Of these Westvleteren is the rarest because it has not been distributed commercially since 1941 and can be bought only at Saint Sixtus where, even in times of plenty, customers are rationed to five cases of 24 bottles. At the loading bay for car sales (closed), and the café at the claustrum, customers promise not to sell the beer. They do, at double the price. In the café, the one place Westvleteren is still available, visitors may buy only six 33cl bottles.

Inside the monastery's walled compound is a small, modern, bottling plant manned by three monks, producing 12,000 bottles an hour. Outside, three monks are loading crates on pallets. No one is speaking (permitted only in an absolute necessity) though a monk smiles as he hands us each a half-filled bottle of beer and another toots a horn as he sweeps by on a forklift truck

The monks sleep in dormitories and pray for up to six hours a day in seven sessions starting at 3.30am. They may consume a light beer, Westvleteren Blond, which, with an alcohol content of 5.8 per cent, is the weakest drink produced here.

The two others are brown ales: Westvleteren 8 (with 8 per cent alcohol), and the much-prized Abt 12 (Abt is Dutch for Abbot ) with its rich bouquet, strong flavour, slightly bitter aftertaste and alcohol content of 10.2 per cent.

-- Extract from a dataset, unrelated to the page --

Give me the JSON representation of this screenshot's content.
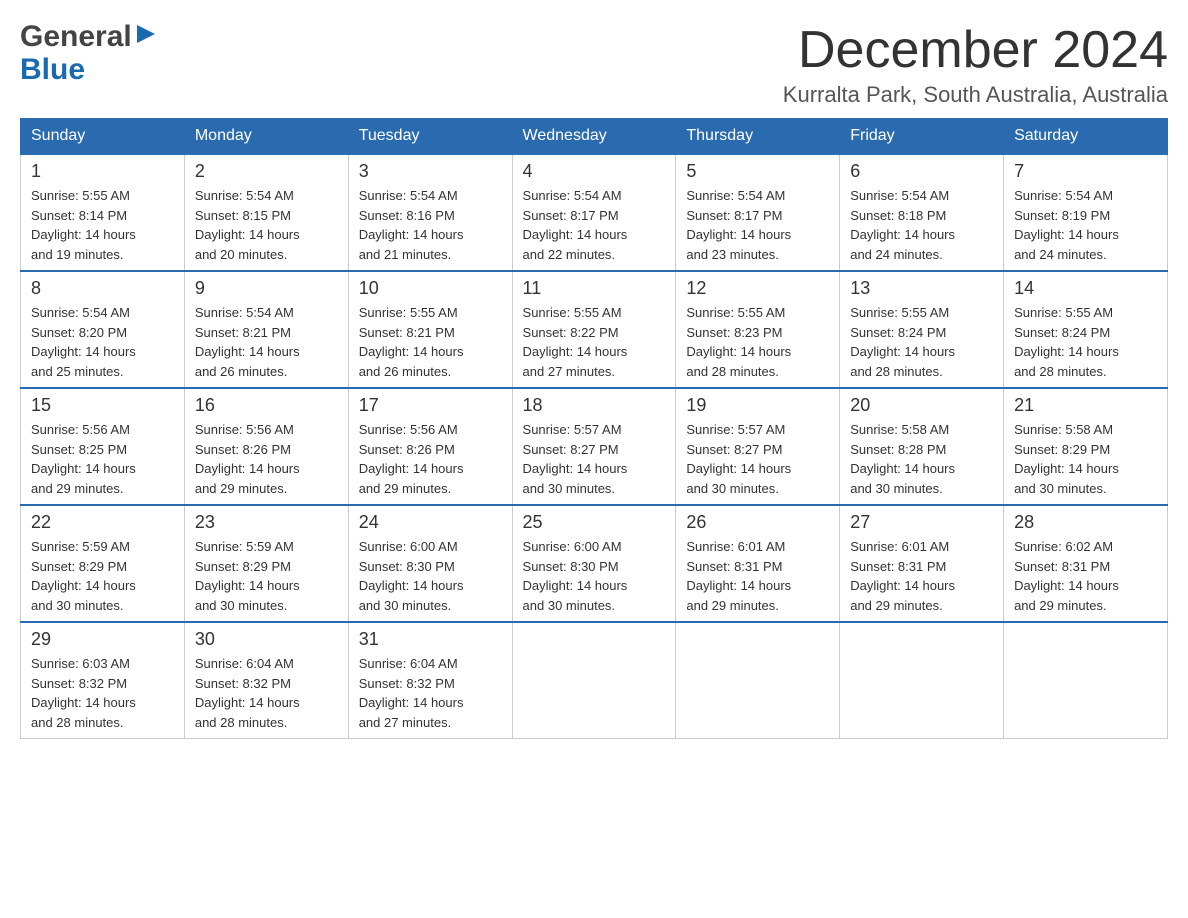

The unlabelled bottles can be distinguished by metal tops.

Brewing began in 1838 because the workers who built the monastery were entitled to two glasses of beer a day. With an alcohol content not much lower than that of some wines, the rarity of Abt 12 has won it a cult following. But the real secret may lie in the lack of commercialisation which makes Westvleteren almost impossible to buy.